An international group of scientists is using nanobots to destroy tumors by limiting their blood supply and eventually starving them out. In a recent study published in Nature Biotechnology, scientists from Arizona State University (ASU) and the National Center for Nanoscience and Technology (NCNST), of the Chinese Academy of Sciences, demonstrated how effective these nanorobots were at confronting tumor growth. The mini robots were able to cut-off the blood supply to breast cancer, melanoma, ovarian and lung cancer tumors in mice. After just two weeks of treatment, the researchers reported that the tumor tissue was shrinking.

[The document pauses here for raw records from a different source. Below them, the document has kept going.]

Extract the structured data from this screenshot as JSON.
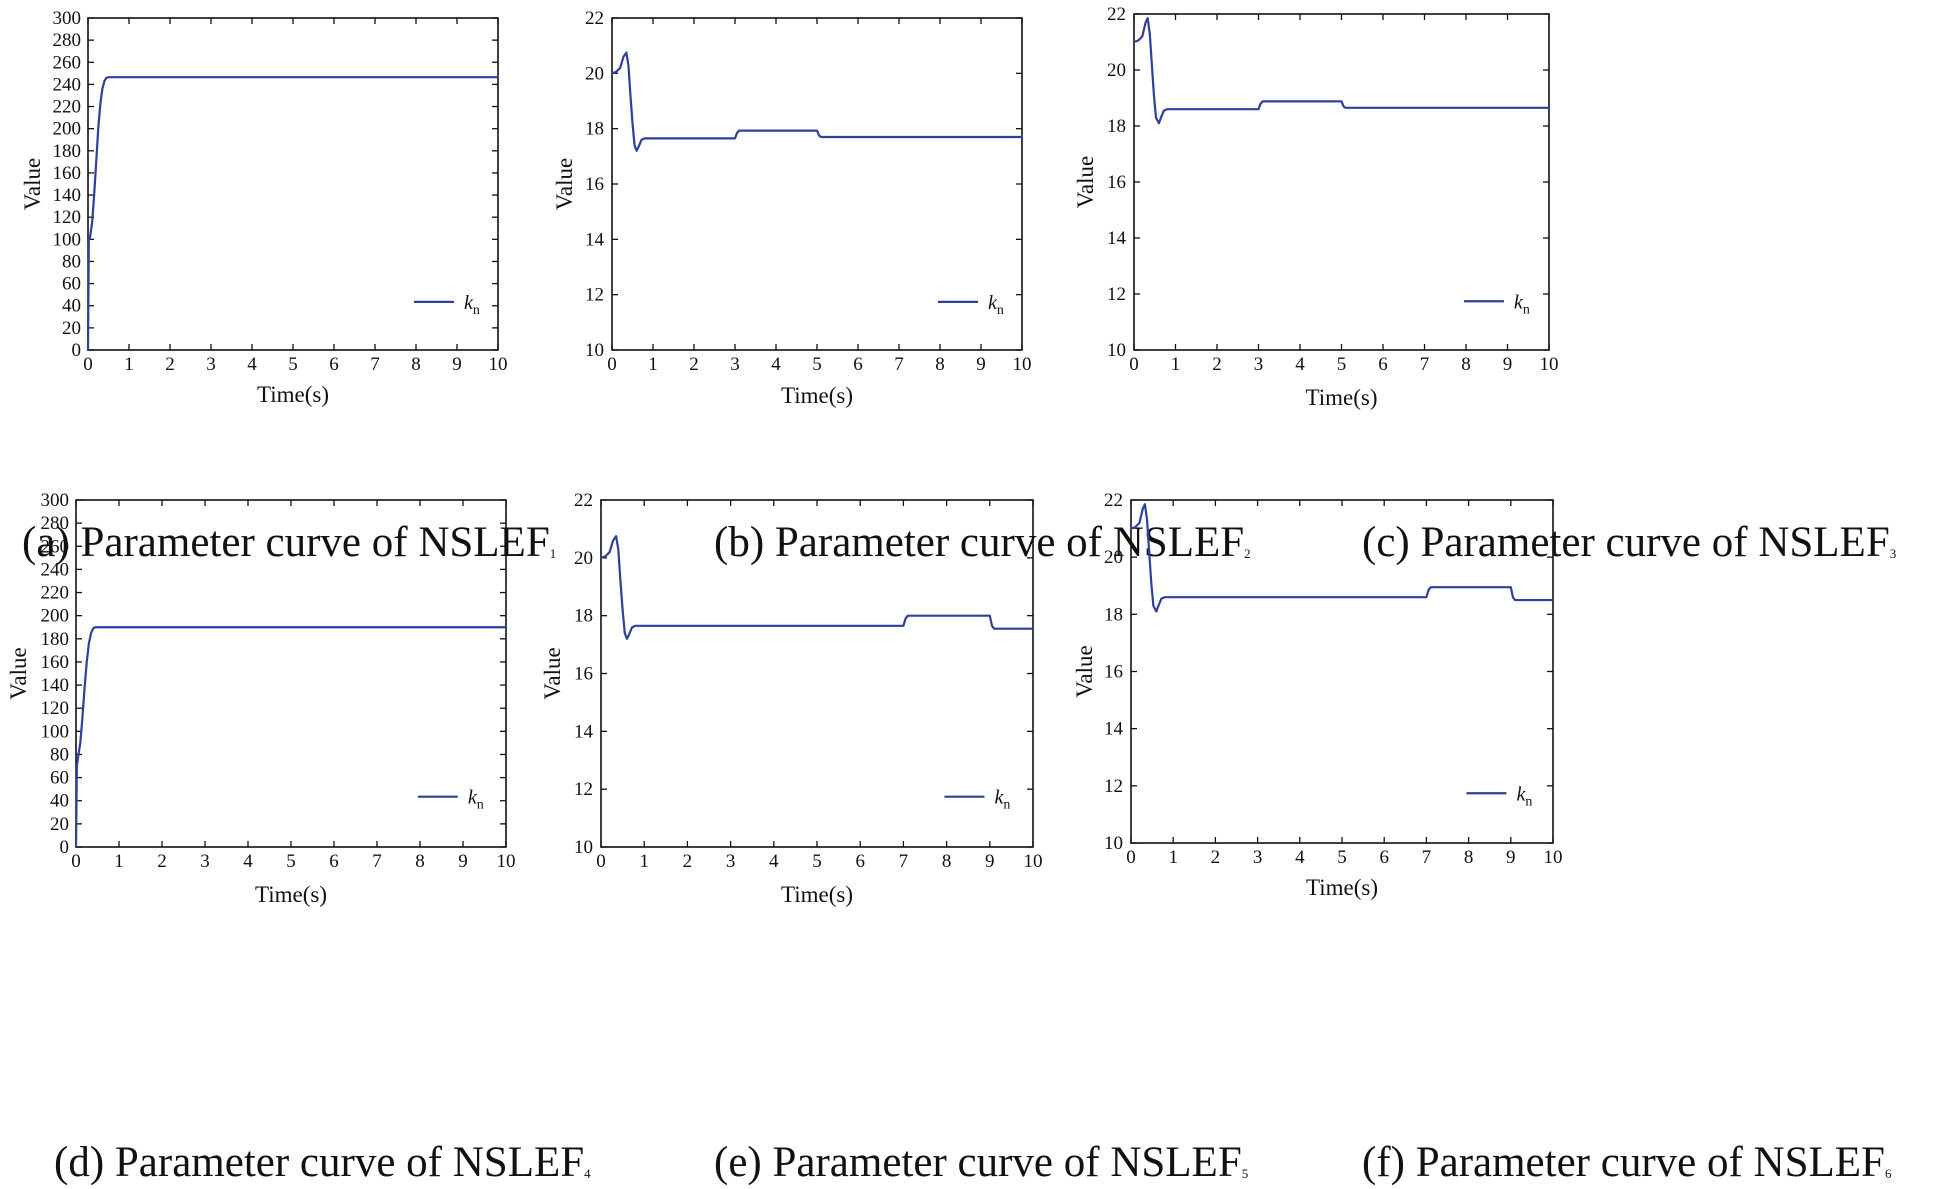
{
  "colors": {
    "line": "#2e3f9e",
    "axis": "#111111",
    "background": "#ffffff"
  },
  "chart_data": [
    {
      "type": "line",
      "caption": "(a) Parameter curve of NSLEF",
      "caption_sub": "1",
      "xlabel": "Time(s)",
      "ylabel": "Value",
      "xlim": [
        0,
        10
      ],
      "ylim": [
        0,
        300
      ],
      "xticks": [
        0,
        1,
        2,
        3,
        4,
        5,
        6,
        7,
        8,
        9,
        10
      ],
      "yticks": [
        0,
        20,
        40,
        60,
        80,
        100,
        120,
        140,
        160,
        180,
        200,
        220,
        240,
        260,
        280,
        300
      ],
      "series": [
        {
          "name": "k",
          "name_sub": "n",
          "x": [
            0,
            0.02,
            0.05,
            0.1,
            0.15,
            0.2,
            0.25,
            0.3,
            0.35,
            0.4,
            0.45,
            0.5,
            0.55,
            0.6,
            1,
            10
          ],
          "y": [
            0,
            100,
            102,
            115,
            140,
            170,
            200,
            222,
            236,
            243,
            246,
            246.5,
            246.5,
            246.5,
            246.5,
            246.5
          ]
        }
      ]
    },
    {
      "type": "line",
      "caption": "(b) Parameter curve of NSLEF",
      "caption_sub": "2",
      "xlabel": "Time(s)",
      "ylabel": "Value",
      "xlim": [
        0,
        10
      ],
      "ylim": [
        10,
        22
      ],
      "xticks": [
        0,
        1,
        2,
        3,
        4,
        5,
        6,
        7,
        8,
        9,
        10
      ],
      "yticks": [
        10,
        12,
        14,
        16,
        18,
        20,
        22
      ],
      "series": [
        {
          "name": "k",
          "name_sub": "n",
          "x": [
            0,
            0.1,
            0.2,
            0.28,
            0.35,
            0.4,
            0.45,
            0.5,
            0.55,
            0.6,
            0.65,
            0.72,
            0.8,
            1,
            3,
            3.05,
            3.1,
            5,
            5.05,
            5.1,
            10
          ],
          "y": [
            20,
            20.05,
            20.2,
            20.6,
            20.75,
            20.3,
            19.2,
            18.2,
            17.4,
            17.2,
            17.35,
            17.6,
            17.65,
            17.65,
            17.65,
            17.85,
            17.93,
            17.93,
            17.75,
            17.7,
            17.7
          ]
        }
      ]
    },
    {
      "type": "line",
      "caption": "(c) Parameter curve of NSLEF",
      "caption_sub": "3",
      "xlabel": "Time(s)",
      "ylabel": "Value",
      "xlim": [
        0,
        10
      ],
      "ylim": [
        10,
        22
      ],
      "xticks": [
        0,
        1,
        2,
        3,
        4,
        5,
        6,
        7,
        8,
        9,
        10
      ],
      "yticks": [
        10,
        12,
        14,
        16,
        18,
        20,
        22
      ],
      "series": [
        {
          "name": "k",
          "name_sub": "n",
          "x": [
            0,
            0.1,
            0.2,
            0.28,
            0.33,
            0.38,
            0.43,
            0.48,
            0.53,
            0.6,
            0.65,
            0.72,
            0.8,
            1,
            3,
            3.05,
            3.1,
            5,
            5.05,
            5.1,
            10
          ],
          "y": [
            21,
            21.05,
            21.2,
            21.7,
            21.85,
            21.3,
            20.2,
            19.1,
            18.3,
            18.1,
            18.3,
            18.55,
            18.6,
            18.6,
            18.6,
            18.8,
            18.88,
            18.88,
            18.7,
            18.65,
            18.65
          ]
        }
      ]
    },
    {
      "type": "line",
      "caption": "(d) Parameter curve of NSLEF",
      "caption_sub": "4",
      "xlabel": "Time(s)",
      "ylabel": "Value",
      "xlim": [
        0,
        10
      ],
      "ylim": [
        0,
        300
      ],
      "xticks": [
        0,
        1,
        2,
        3,
        4,
        5,
        6,
        7,
        8,
        9,
        10
      ],
      "yticks": [
        0,
        20,
        40,
        60,
        80,
        100,
        120,
        140,
        160,
        180,
        200,
        220,
        240,
        260,
        280,
        300
      ],
      "series": [
        {
          "name": "k",
          "name_sub": "n",
          "x": [
            0,
            0.02,
            0.05,
            0.1,
            0.15,
            0.2,
            0.25,
            0.3,
            0.35,
            0.4,
            0.45,
            0.5,
            1,
            10
          ],
          "y": [
            0,
            70,
            78,
            90,
            112,
            138,
            160,
            176,
            185,
            189,
            190,
            190,
            190,
            190
          ]
        }
      ]
    },
    {
      "type": "line",
      "caption": "(e) Parameter curve of NSLEF",
      "caption_sub": "5",
      "xlabel": "Time(s)",
      "ylabel": "Value",
      "xlim": [
        0,
        10
      ],
      "ylim": [
        10,
        22
      ],
      "xticks": [
        0,
        1,
        2,
        3,
        4,
        5,
        6,
        7,
        8,
        9,
        10
      ],
      "yticks": [
        10,
        12,
        14,
        16,
        18,
        20,
        22
      ],
      "series": [
        {
          "name": "k",
          "name_sub": "n",
          "x": [
            0,
            0.1,
            0.2,
            0.28,
            0.35,
            0.4,
            0.45,
            0.5,
            0.55,
            0.6,
            0.65,
            0.72,
            0.8,
            1,
            7,
            7.05,
            7.1,
            9,
            9.05,
            9.1,
            10
          ],
          "y": [
            20,
            20.05,
            20.2,
            20.6,
            20.75,
            20.3,
            19.2,
            18.2,
            17.4,
            17.2,
            17.35,
            17.6,
            17.65,
            17.65,
            17.65,
            17.9,
            18,
            18,
            17.65,
            17.55,
            17.55
          ]
        }
      ]
    },
    {
      "type": "line",
      "caption": "(f) Parameter curve of NSLEF",
      "caption_sub": "6",
      "xlabel": "Time(s)",
      "ylabel": "Value",
      "xlim": [
        0,
        10
      ],
      "ylim": [
        10,
        22
      ],
      "xticks": [
        0,
        1,
        2,
        3,
        4,
        5,
        6,
        7,
        8,
        9,
        10
      ],
      "yticks": [
        10,
        12,
        14,
        16,
        18,
        20,
        22
      ],
      "series": [
        {
          "name": "k",
          "name_sub": "n",
          "x": [
            0,
            0.1,
            0.2,
            0.28,
            0.33,
            0.38,
            0.43,
            0.48,
            0.53,
            0.6,
            0.65,
            0.72,
            0.8,
            1,
            7,
            7.05,
            7.1,
            9,
            9.05,
            9.1,
            10
          ],
          "y": [
            21,
            21.05,
            21.2,
            21.7,
            21.85,
            21.3,
            20.2,
            19.1,
            18.3,
            18.1,
            18.3,
            18.55,
            18.6,
            18.6,
            18.6,
            18.85,
            18.95,
            18.95,
            18.6,
            18.5,
            18.5
          ]
        }
      ]
    }
  ]
}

Hao Yan, director of the ASU Biodesign Institute’s Center for Molecular Design and Biomimetics, explained in a press release, “We have developed the first fully autonomous, DNA robotic system for a very precise drug design and targeted cancer therapy. Moreover, this technology is a strategy that can be used for many types of cancer, since all solid tumor-feeding blood vessels are essentially the same.”
These robots were inspired by origami, the Japanese art of paper folding. Each of these tumor-targeting nanorobots is made up of a flat DNA origami sheet that measures 90 by 60 nanometers. The sheet contains an enzyme that produces clots in the blood vessels that feed the tumor.
Previous attempts were not as successful at destroying tumors without harming healthy tissues and cells. So instead of going directly after tumors, the researchers opted to cut-off the tumors’ blood supply. By “starving” them, they can shrink and kill them. “These nanorobots can be programmed to transport molecular payloads and cause on-site tumor blood supply blockages, which can lead to tissue death and shrink the tumor,” said Baoquan Ding, a professor at the NCNST, in the press release. The results of this new study are promising and Yan together with his research team are hoping to pursue clinical testing.